As I mentioned in a previous message,
   1) this crashes, because you have no prefix for filesize yet.
   2) there seems to be no point in adding this term, since you search
   on the value slot anyway.
   Presumably you want to replace it with a call to _notmuch_message_add_filesize.

I did manage to do a little benchmarking after applying the next patch,
and database size and initial indexing time both increase by about
0.5% with the notmuch performance test suite (large version). This seems
acceptable to me, and I would hope it only improves (or at least doesn't
get worse) when the redundant terms are dropped.

> +    /* filesize defaults to zero which is ignored */

Which filesize do you refer to here? I'm a bit on the fence about
pervasively assuming a zero filesize is an error.

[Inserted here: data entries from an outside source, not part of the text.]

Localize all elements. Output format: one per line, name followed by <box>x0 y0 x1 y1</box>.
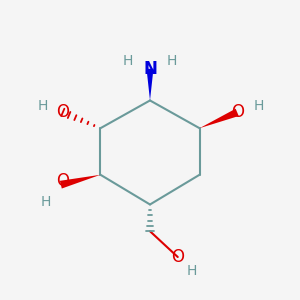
Text: H: H <box>123 54 134 68</box>
Text: O: O <box>56 103 69 122</box>
Text: O: O <box>231 103 244 122</box>
Text: H: H <box>38 99 48 113</box>
Text: O: O <box>171 248 184 266</box>
Polygon shape <box>200 109 239 128</box>
Text: H: H <box>41 194 51 208</box>
Text: H: H <box>254 99 264 113</box>
Text: N: N <box>143 60 157 78</box>
Polygon shape <box>60 175 100 188</box>
Text: O: O <box>56 172 69 190</box>
Polygon shape <box>146 69 154 100</box>
Text: H: H <box>186 264 197 278</box>
Text: H: H <box>167 54 177 68</box>
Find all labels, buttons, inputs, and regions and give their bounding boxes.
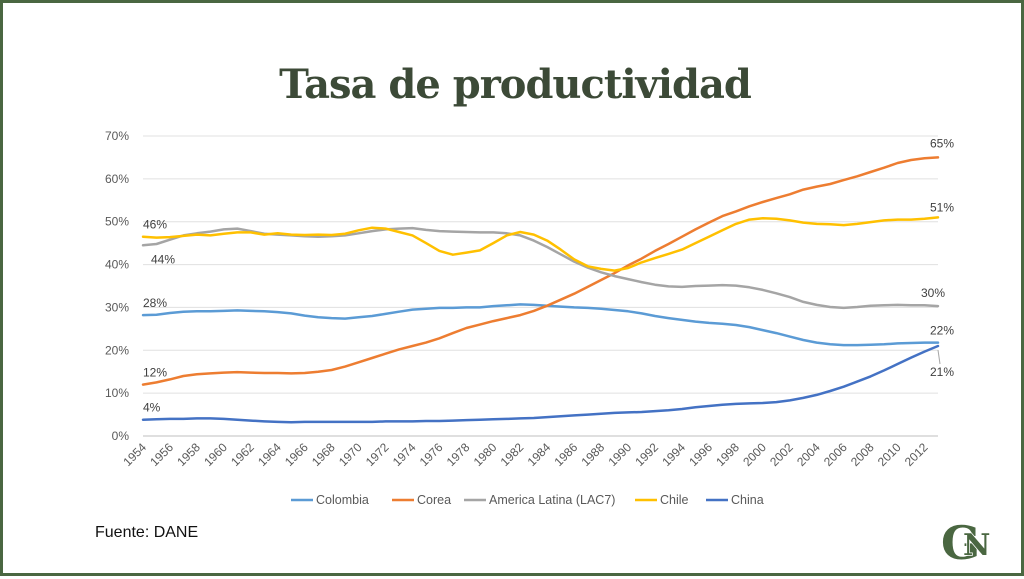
x-tick-label: 1996 — [686, 440, 715, 469]
x-tick-label: 1962 — [228, 440, 257, 469]
data-label: 12% — [143, 366, 167, 380]
x-tick-label: 1954 — [120, 440, 149, 469]
x-tick-label: 1994 — [659, 440, 688, 469]
x-tick-label: 1958 — [174, 440, 203, 469]
line-chart: 0%10%20%30%40%50%60%70%19541956195819601… — [105, 129, 954, 507]
svg-text:G: G — [941, 516, 980, 570]
x-tick-label: 1998 — [713, 440, 742, 469]
x-tick-label: 1956 — [147, 440, 176, 469]
x-tick-label: 1978 — [444, 440, 473, 469]
legend-item-chile: Chile — [660, 493, 689, 507]
y-tick-label: 0% — [112, 429, 130, 443]
x-tick-label: 1960 — [201, 440, 230, 469]
y-tick-label: 40% — [105, 258, 129, 272]
legend-item-colombia: Colombia — [316, 493, 369, 507]
x-tick-label: 2008 — [848, 440, 877, 469]
y-tick-label: 70% — [105, 129, 129, 143]
x-tick-label: 1964 — [255, 440, 284, 469]
x-tick-label: 1990 — [605, 440, 634, 469]
data-label: 44% — [151, 252, 175, 266]
x-tick-label: 1986 — [552, 440, 581, 469]
data-label: 46% — [143, 218, 167, 232]
y-tick-label: 60% — [105, 172, 129, 186]
series-line-china — [141, 344, 940, 424]
series-line-america-latina-lac7 — [141, 226, 940, 310]
legend-item-america-latina-lac7: America Latina (LAC7) — [489, 493, 615, 507]
x-tick-label: 1968 — [309, 440, 338, 469]
data-label: 21% — [930, 365, 954, 379]
legend-item-china: China — [731, 493, 764, 507]
x-tick-label: 1976 — [417, 440, 446, 469]
x-tick-label: 2010 — [875, 440, 904, 469]
x-tick-label: 1974 — [390, 440, 419, 469]
x-tick-label: 1984 — [525, 440, 554, 469]
x-tick-label: 2012 — [902, 440, 931, 469]
leader-line — [937, 349, 941, 365]
svg-text:N: N — [963, 528, 990, 563]
data-label: 65% — [930, 136, 954, 150]
series-line-chile — [141, 216, 940, 272]
y-tick-label: 50% — [105, 215, 129, 229]
gn-logo: G N — [941, 516, 991, 570]
data-label: 28% — [143, 296, 167, 310]
data-label: 22% — [930, 324, 954, 338]
data-label: 30% — [921, 286, 945, 300]
x-tick-label: 2004 — [794, 440, 823, 469]
x-tick-label: 1992 — [632, 440, 661, 469]
series-line-colombia — [141, 303, 940, 347]
y-tick-label: 10% — [105, 386, 129, 400]
x-tick-label: 1988 — [578, 440, 607, 469]
y-tick-label: 20% — [105, 343, 129, 357]
source-note: Fuente: DANE — [95, 524, 199, 541]
x-tick-label: 2006 — [821, 440, 850, 469]
x-tick-label: 1980 — [471, 440, 500, 469]
x-tick-label: 1970 — [336, 440, 365, 469]
data-label: 51% — [930, 200, 954, 214]
x-tick-label: 1972 — [363, 440, 392, 469]
slide-title: Tasa de productividad — [279, 61, 752, 108]
x-tick-label: 2000 — [740, 440, 769, 469]
x-tick-label: 1982 — [498, 440, 527, 469]
x-tick-label: 1966 — [282, 440, 311, 469]
series-line-corea — [141, 156, 940, 386]
legend-item-corea: Corea — [417, 493, 451, 507]
x-tick-label: 2002 — [767, 440, 796, 469]
data-label: 4% — [143, 401, 161, 415]
y-tick-label: 30% — [105, 300, 129, 314]
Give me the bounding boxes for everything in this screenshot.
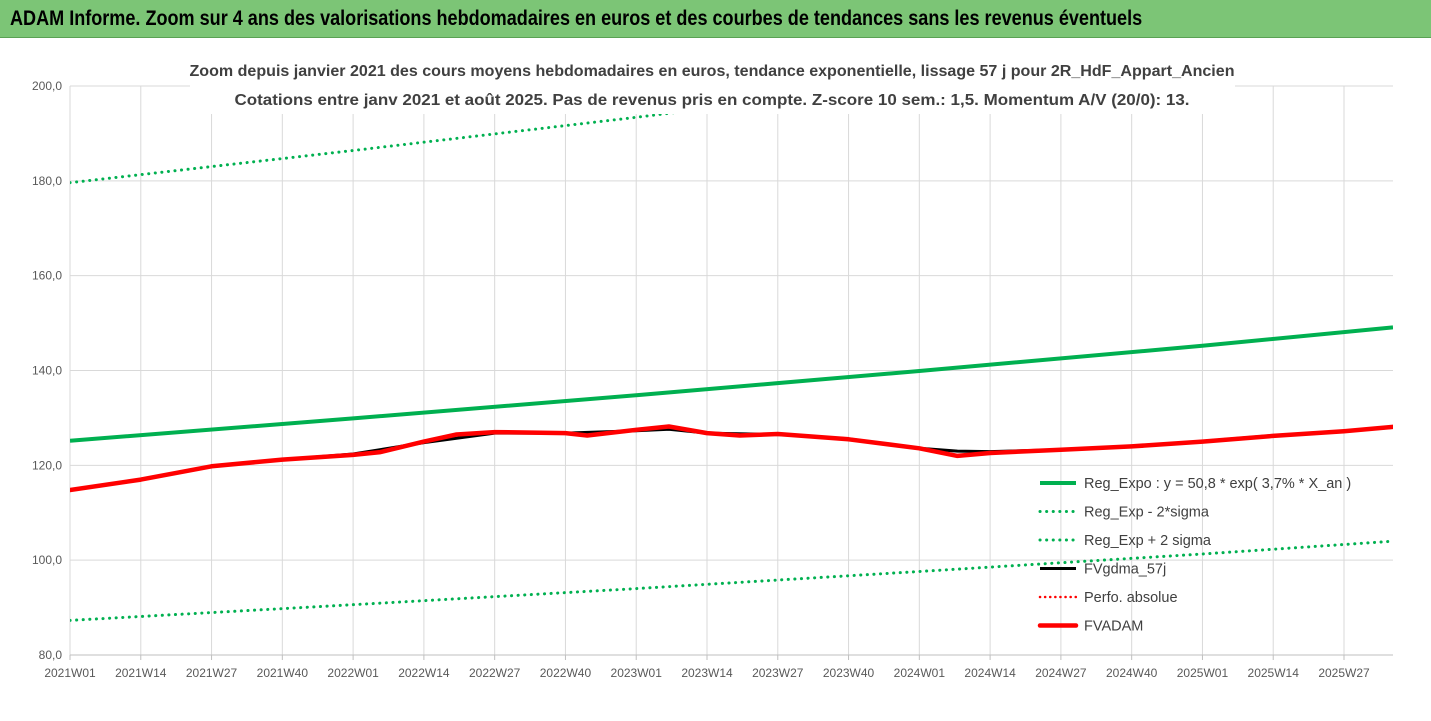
chart-title-background (190, 56, 1235, 114)
line-chart: 80,0 100,0 120,0 140,0 160,0 180,0 200,0 2021W… (32, 56, 1393, 680)
y-tick-label: 160,0 (32, 269, 62, 283)
x-tick-label: 2022W01 (327, 666, 379, 680)
x-tick-label: 2022W40 (540, 666, 592, 680)
chart-grid (69, 85, 1393, 660)
legend-label-fvgdma-57j: FVgdma_57j (1084, 562, 1166, 578)
legend-label-fvadam: FVADAM (1084, 619, 1143, 635)
x-tick-label: 2025W14 (1248, 666, 1300, 680)
x-tick-label: 2022W14 (398, 666, 450, 680)
series-line-reg-expo-y-50-8-exp-3-7-x-an (70, 325, 1393, 443)
x-tick-label: 2024W01 (894, 666, 946, 680)
series-line-fvadam (70, 424, 1393, 493)
chart-title: Zoom depuis janvier 2021 des cours moyen… (190, 63, 1235, 80)
y-tick-label: 180,0 (32, 174, 62, 188)
x-tick-label: 2022W27 (469, 666, 521, 680)
x-tick-label: 2023W01 (611, 666, 663, 680)
y-tick-label: 120,0 (32, 458, 62, 472)
x-tick-label: 2021W01 (44, 666, 96, 680)
report-title: ADAM Informe. Zoom sur 4 ans des valoris… (10, 7, 1143, 30)
y-tick-label: 80,0 (39, 648, 63, 662)
x-tick-label: 2023W14 (681, 666, 733, 680)
series-line-reg-exp-2-sigma (70, 539, 1393, 622)
x-tick-label: 2025W27 (1318, 666, 1370, 680)
y-tick-label: 100,0 (32, 553, 62, 567)
x-tick-label: 2021W27 (186, 666, 238, 680)
x-tick-label: 2024W40 (1106, 666, 1158, 680)
y-axis-ticks: 80,0 100,0 120,0 140,0 160,0 180,0 200,0 (32, 79, 62, 662)
report-banner: ADAM Informe. Zoom sur 4 ans des valoris… (0, 0, 1431, 38)
legend-label-perfo-absolue: Perfo. absolue (1084, 590, 1178, 606)
x-tick-label: 2025W01 (1177, 666, 1229, 680)
legend-label-reg-exp-2-sigma: Reg_Exp + 2 sigma (1084, 533, 1212, 549)
x-axis-ticks: 2021W01 2021W14 2021W27 2021W40 2022W01 2022W… (44, 666, 1370, 680)
chart-legend: Reg_Expo : y = 50,8 * exp( 3,7% * X_an )… (1037, 476, 1351, 635)
y-tick-label: 200,0 (32, 79, 62, 93)
x-tick-label: 2023W27 (752, 666, 804, 680)
x-tick-label: 2024W14 (964, 666, 1016, 680)
x-tick-label: 2024W27 (1035, 666, 1087, 680)
x-tick-label: 2021W40 (257, 666, 309, 680)
legend-label-reg-exp-2-sigma: Reg_Exp - 2*sigma (1084, 505, 1210, 521)
y-tick-label: 140,0 (32, 364, 62, 378)
x-tick-label: 2021W14 (115, 666, 167, 680)
chart-subtitle: Cotations entre janv 2021 et août 2025. … (235, 92, 1190, 109)
legend-label-reg-expo-y-50-8-exp-3-7-x-an: Reg_Expo : y = 50,8 * exp( 3,7% * X_an ) (1084, 476, 1351, 492)
x-tick-label: 2023W40 (823, 666, 875, 680)
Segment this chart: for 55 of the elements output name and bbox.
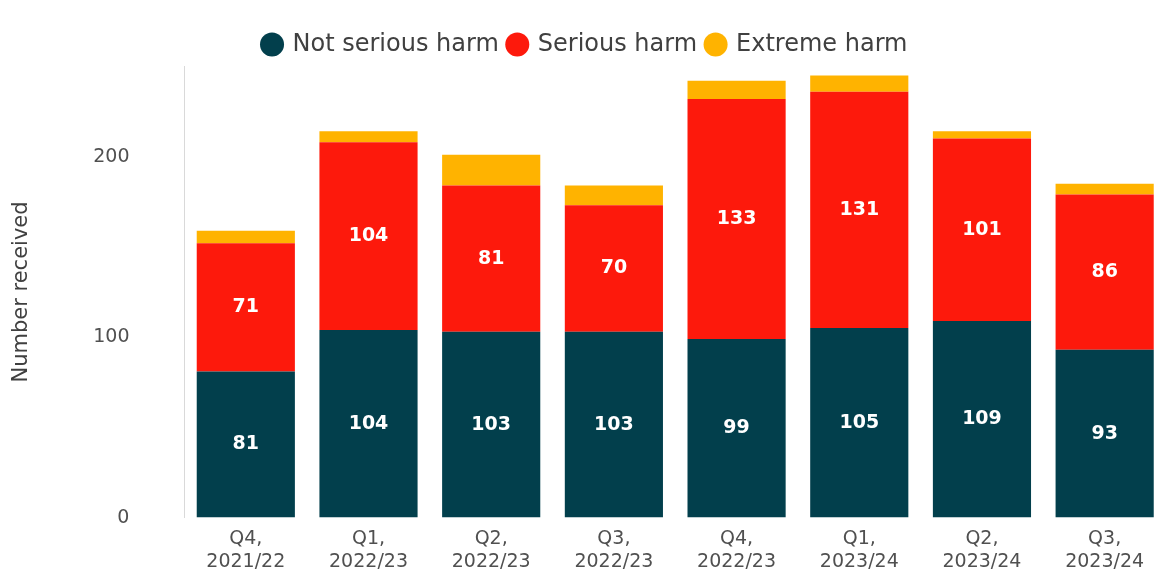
x-tick-label: Q4, 2022/23 xyxy=(697,525,777,571)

> +    ret = g_stat(message->filename, &statResult);
> +    if (! ret)
> +	message->filesize = statResult.st_size;
> +

Why are you using g_stat instead of plain stat? g_stat seems to mainly
add windows compatibility (and confusion, since it's less familiar).

> +unsigned long
> +notmuch_message_get_filesize (notmuch_message_t *message)
> +{
> +    std::string value;
> +
> +    try {
> +	value = message->doc.get_value (NOTMUCH_VALUE_FILESIZE);

I wondered if this was wasteful going straight to the database without
caching, but apparently we do it already for from, subject, and
message-id.

> +    } catch (Xapian::Error &error) {
> +	_notmuch_database_log(_notmuch_message_database (message), "A Xapian exception occurred when reading filesize: %s\n",
> +		 error.get_msg().c_str());
> +	message->notmuch->exception_reported = TRUE;
> +	return 0;
> +    }
> +    if (value.empty ())
> +	/* sortable_unserialise is undefined on empty string */
> +	return 0;
> +    return Xapian::sortable_unserialise (value);
> +}

I'm not sure about this error handling. Do we want an API where we can't
tell the difference between a missing value, an empty file, and a
transient Xapian exception? OTOH, I do see that it's a bit clunky to use
a status return and output pointer here.
>  
> +void
> +_notmuch_message_add_filesize (notmuch_message_t *message,
> +			       notmuch_message_file_t *message_file)
> +{
> +    unsigned long filesize = _notmuch_message_file_get_size(message_file);
> +    message->doc.add_value (NOTMUCH_VALUE_FILESIZE,
> +			    Xapian::sortable_serialise (filesize));
> +}

Shouldn't this have some exception handling (and probably an error
return)? basically any xapian operation can throw an exception.

>  /**
> + * Get the filesize in bytes of 'message'.
> + */
> +unsigned long
> +notmuch_message_get_filesize  (notmuch_message_t *message);
> +
> +/**

Please document the error conditions and returns of any public API call added.